Três dias depois, em 10 de agosto, voltou a criticar o religioso. “O cidadão tem 5 reais no bolso. É dependente químico. Vive no lugar onde a droga é vendida. Se não precisa gastar nem 2 reais no almoço, quanto ele vai usar em droga? É caridade alimentá-lo ali? Entendo que não! Respeito quem pensa diferente, só não compreendo a reação.”

A promessa, vereador

No final do vídeo de campanha, em que anuncia que processará a Craco Resiste, Nunes afirma. “Não é dever do Estado dar segurança para usuário.
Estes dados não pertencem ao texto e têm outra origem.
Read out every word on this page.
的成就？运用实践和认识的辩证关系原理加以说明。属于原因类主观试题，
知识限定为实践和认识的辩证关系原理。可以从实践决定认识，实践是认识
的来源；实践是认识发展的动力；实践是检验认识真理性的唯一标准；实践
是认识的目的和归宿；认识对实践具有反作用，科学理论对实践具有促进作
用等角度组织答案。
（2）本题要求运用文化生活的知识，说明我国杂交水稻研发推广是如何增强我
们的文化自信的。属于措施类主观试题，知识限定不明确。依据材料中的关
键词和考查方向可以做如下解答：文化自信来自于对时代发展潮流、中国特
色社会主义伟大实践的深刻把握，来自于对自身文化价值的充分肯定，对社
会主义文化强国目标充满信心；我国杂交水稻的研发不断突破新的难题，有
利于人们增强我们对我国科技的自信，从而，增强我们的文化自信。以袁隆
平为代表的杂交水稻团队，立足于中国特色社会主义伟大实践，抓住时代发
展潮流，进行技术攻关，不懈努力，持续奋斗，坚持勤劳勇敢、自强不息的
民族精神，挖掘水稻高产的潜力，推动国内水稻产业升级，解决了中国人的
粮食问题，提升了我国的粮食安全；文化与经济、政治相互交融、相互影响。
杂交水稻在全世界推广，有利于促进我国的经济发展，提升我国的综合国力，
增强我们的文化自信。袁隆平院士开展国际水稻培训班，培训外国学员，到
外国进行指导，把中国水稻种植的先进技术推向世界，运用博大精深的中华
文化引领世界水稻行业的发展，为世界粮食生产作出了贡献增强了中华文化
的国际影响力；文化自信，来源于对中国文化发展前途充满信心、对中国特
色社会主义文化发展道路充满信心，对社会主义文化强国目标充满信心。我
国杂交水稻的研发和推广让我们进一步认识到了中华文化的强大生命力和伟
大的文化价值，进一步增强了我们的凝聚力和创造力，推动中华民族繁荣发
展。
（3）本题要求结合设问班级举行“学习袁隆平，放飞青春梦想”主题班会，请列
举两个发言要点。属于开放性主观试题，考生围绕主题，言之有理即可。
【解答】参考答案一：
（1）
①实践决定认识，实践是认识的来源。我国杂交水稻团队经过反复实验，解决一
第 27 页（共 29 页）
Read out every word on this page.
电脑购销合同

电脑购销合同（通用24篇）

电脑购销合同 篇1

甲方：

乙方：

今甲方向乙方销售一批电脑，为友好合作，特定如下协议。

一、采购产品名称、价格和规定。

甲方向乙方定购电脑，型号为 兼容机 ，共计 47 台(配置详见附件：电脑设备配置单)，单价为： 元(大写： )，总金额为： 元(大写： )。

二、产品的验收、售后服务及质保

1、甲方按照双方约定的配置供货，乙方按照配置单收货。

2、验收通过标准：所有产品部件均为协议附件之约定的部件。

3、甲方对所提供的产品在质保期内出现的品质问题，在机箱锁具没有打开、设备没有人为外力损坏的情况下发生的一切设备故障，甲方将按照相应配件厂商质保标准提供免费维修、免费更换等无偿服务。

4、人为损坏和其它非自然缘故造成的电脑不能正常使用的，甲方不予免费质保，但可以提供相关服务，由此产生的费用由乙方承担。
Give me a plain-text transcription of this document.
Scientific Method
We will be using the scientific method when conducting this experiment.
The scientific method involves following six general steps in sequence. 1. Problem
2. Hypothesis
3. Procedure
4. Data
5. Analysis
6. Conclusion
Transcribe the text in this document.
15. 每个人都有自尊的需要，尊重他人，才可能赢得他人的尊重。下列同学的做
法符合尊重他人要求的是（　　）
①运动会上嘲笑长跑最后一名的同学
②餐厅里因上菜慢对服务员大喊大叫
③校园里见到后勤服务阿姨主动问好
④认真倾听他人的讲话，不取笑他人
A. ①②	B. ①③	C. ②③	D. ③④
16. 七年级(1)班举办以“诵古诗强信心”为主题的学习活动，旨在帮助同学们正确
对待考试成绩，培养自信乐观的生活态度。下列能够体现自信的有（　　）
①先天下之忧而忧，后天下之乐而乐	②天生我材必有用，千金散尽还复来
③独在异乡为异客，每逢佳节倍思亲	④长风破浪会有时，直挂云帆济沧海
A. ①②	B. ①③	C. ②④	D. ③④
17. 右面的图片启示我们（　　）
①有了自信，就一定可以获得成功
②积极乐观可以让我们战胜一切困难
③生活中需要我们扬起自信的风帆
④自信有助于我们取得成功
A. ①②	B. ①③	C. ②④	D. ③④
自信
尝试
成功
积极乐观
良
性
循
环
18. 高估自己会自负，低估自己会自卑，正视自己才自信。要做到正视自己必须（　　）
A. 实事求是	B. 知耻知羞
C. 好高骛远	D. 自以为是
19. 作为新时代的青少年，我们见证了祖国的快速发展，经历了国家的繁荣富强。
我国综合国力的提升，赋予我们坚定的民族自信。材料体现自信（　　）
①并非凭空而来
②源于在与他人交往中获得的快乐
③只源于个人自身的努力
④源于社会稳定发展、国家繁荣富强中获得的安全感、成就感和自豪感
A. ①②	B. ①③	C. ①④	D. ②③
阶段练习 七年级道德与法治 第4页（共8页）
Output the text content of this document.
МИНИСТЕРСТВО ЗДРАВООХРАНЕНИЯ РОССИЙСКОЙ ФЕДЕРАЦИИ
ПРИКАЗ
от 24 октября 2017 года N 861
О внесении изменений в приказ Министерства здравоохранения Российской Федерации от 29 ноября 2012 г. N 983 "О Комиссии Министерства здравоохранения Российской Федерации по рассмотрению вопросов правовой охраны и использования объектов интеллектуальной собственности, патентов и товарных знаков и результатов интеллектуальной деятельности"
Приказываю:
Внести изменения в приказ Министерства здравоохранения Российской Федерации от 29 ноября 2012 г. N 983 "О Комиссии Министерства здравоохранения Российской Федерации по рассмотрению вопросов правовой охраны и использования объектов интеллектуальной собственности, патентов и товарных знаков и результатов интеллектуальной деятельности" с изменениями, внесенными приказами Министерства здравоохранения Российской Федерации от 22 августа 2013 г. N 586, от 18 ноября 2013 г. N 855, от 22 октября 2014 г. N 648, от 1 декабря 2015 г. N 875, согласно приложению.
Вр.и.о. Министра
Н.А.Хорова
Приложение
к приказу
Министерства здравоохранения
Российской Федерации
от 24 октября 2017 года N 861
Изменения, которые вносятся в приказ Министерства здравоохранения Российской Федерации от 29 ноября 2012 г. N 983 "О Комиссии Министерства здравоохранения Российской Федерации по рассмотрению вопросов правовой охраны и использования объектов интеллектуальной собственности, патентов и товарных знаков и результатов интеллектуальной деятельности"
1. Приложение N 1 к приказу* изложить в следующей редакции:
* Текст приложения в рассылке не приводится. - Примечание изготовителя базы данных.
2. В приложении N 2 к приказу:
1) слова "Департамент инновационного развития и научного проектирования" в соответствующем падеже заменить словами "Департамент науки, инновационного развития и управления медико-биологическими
Não é dever do Estado dar segurança para traficante. É dever do Estado recolher essas pessoas e devolver elas para o seio da família.”

Após oito meses de mandato, Rubinho Nunes apresentou 32 Projetos de Lei. Nenhuma das matérias trata da Cracolândia ou propõe alternativas para a região ou aos usuários de droga.

O Brasil de Fato entrou em contato com a assessoria do coordenador do MBL e fez três perguntas: “O vereador tem provas que a Craco Resiste distribuiu seringas e cachimbos na região da Cracolândia?”; “O que o vereador pensa sobre a política de redução de danos?”; e “Qual o projeto o senhor para a região da Cracolândia? Após eleito, o senhor apresentou alguma solução para a região?”

Até o fechamento desta matéria, o vereador Rubinho Nunes não havia respondido às dúvidas da reportagem. Caso o faça, esse texto será atualizado.